Climate communication aims:
The communications aims are to promote learning by interacting with peer groups and “seeing” what works. Dialogue how adaptive strategies can be used in the local context are also faciltated.

Communications/social learning characteristics:
Initially developed as a software tool (now with a web version), the idea is to make climate change more tangible by comparing similar geographic areas to those where a particular user lives and to demonstrate what their situation might look like in 30 years. Although an innovative idea, this is a top down information supply mechanism. In 2012, climate analogues plans to launch a second phase, where farmer exchanges are conducted between geographic locations. The goal is to build an inventory of local knowledge from around the world for regions that face similar challenges, and for those who take part in visit exchanges to learn and understand what adaptation options might be possible for them to adopt. If successful this has potential to develop into more of a triple loop social learning exercise where farmers learn from each other, implement changes and this in turn affects how exchanges and the “analogue tools” themselves are re-designed – bringing in local knowledge.

Policy makers, farmers and other local stakeholders in particular areas are they key targets.

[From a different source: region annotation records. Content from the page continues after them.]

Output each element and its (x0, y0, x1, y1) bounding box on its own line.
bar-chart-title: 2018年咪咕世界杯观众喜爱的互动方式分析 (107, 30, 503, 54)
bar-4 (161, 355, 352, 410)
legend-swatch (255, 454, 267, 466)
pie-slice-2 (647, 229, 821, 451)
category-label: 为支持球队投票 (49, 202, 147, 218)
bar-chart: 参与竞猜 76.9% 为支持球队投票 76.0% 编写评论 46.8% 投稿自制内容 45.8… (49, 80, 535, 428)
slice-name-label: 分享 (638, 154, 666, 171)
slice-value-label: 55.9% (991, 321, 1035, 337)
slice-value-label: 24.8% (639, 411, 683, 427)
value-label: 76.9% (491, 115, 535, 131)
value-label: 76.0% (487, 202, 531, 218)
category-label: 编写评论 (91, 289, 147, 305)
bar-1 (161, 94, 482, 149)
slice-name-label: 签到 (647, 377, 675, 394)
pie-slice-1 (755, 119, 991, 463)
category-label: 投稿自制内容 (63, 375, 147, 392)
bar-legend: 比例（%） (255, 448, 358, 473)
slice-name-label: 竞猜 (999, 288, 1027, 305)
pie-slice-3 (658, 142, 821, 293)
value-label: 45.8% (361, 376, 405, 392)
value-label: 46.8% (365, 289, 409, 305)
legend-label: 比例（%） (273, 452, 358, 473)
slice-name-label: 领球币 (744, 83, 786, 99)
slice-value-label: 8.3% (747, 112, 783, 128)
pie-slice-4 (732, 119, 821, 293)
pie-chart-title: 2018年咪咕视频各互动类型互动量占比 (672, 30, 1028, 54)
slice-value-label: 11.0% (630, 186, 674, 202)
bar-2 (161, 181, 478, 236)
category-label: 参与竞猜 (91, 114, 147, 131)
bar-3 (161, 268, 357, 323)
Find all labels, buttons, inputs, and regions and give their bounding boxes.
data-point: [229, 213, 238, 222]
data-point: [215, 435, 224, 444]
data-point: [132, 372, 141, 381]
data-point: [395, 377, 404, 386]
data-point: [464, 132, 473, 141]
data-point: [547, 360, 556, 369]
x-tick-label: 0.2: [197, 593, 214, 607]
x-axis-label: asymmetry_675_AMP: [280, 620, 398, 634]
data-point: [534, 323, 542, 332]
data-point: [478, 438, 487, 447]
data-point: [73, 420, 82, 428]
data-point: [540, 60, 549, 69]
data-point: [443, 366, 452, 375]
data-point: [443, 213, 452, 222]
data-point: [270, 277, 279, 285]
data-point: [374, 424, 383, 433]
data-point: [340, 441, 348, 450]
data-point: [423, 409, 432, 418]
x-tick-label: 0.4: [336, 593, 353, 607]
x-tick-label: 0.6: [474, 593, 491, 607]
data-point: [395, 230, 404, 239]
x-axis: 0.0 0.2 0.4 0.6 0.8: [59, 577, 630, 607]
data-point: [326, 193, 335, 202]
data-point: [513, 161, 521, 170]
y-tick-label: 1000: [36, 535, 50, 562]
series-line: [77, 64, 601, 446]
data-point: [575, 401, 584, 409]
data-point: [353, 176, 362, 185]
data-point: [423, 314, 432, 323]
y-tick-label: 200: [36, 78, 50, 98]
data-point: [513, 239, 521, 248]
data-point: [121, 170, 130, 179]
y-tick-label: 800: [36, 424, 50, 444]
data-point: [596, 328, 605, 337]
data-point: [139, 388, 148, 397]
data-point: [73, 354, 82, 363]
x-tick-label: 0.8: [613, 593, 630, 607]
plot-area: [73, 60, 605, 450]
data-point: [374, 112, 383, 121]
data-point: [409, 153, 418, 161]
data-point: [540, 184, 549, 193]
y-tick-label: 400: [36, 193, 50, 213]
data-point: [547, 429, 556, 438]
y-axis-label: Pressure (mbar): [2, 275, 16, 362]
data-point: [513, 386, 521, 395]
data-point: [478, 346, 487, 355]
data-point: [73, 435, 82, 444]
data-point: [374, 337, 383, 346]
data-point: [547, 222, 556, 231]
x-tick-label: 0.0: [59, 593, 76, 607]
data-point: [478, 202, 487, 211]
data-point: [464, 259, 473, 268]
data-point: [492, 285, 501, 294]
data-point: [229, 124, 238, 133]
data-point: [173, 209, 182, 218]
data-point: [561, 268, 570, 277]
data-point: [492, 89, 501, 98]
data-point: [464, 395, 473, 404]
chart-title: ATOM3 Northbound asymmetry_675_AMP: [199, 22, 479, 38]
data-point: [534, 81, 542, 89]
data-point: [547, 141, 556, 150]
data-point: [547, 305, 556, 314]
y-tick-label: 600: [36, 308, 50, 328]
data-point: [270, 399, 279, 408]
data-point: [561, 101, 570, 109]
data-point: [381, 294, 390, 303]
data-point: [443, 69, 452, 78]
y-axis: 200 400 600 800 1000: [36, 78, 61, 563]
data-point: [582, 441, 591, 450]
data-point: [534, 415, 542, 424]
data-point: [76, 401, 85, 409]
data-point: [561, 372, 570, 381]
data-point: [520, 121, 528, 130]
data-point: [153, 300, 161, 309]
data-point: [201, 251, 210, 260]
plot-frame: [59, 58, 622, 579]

Getting research into use (how this case study does or does not contribute to that):
This is a good example of a project with potential. Research has started off in relative isolation and it has been recognised that it needs to be brought closer to target audiences. This has initially been done in a fairly top down and linear way, but there is potential for this to change with the forthcoming farmer exchanges.

Evolution of the project (how has the project evolved or developed if known):
The web-based tool was first released in 2011, and the exchanges are planned for 2012.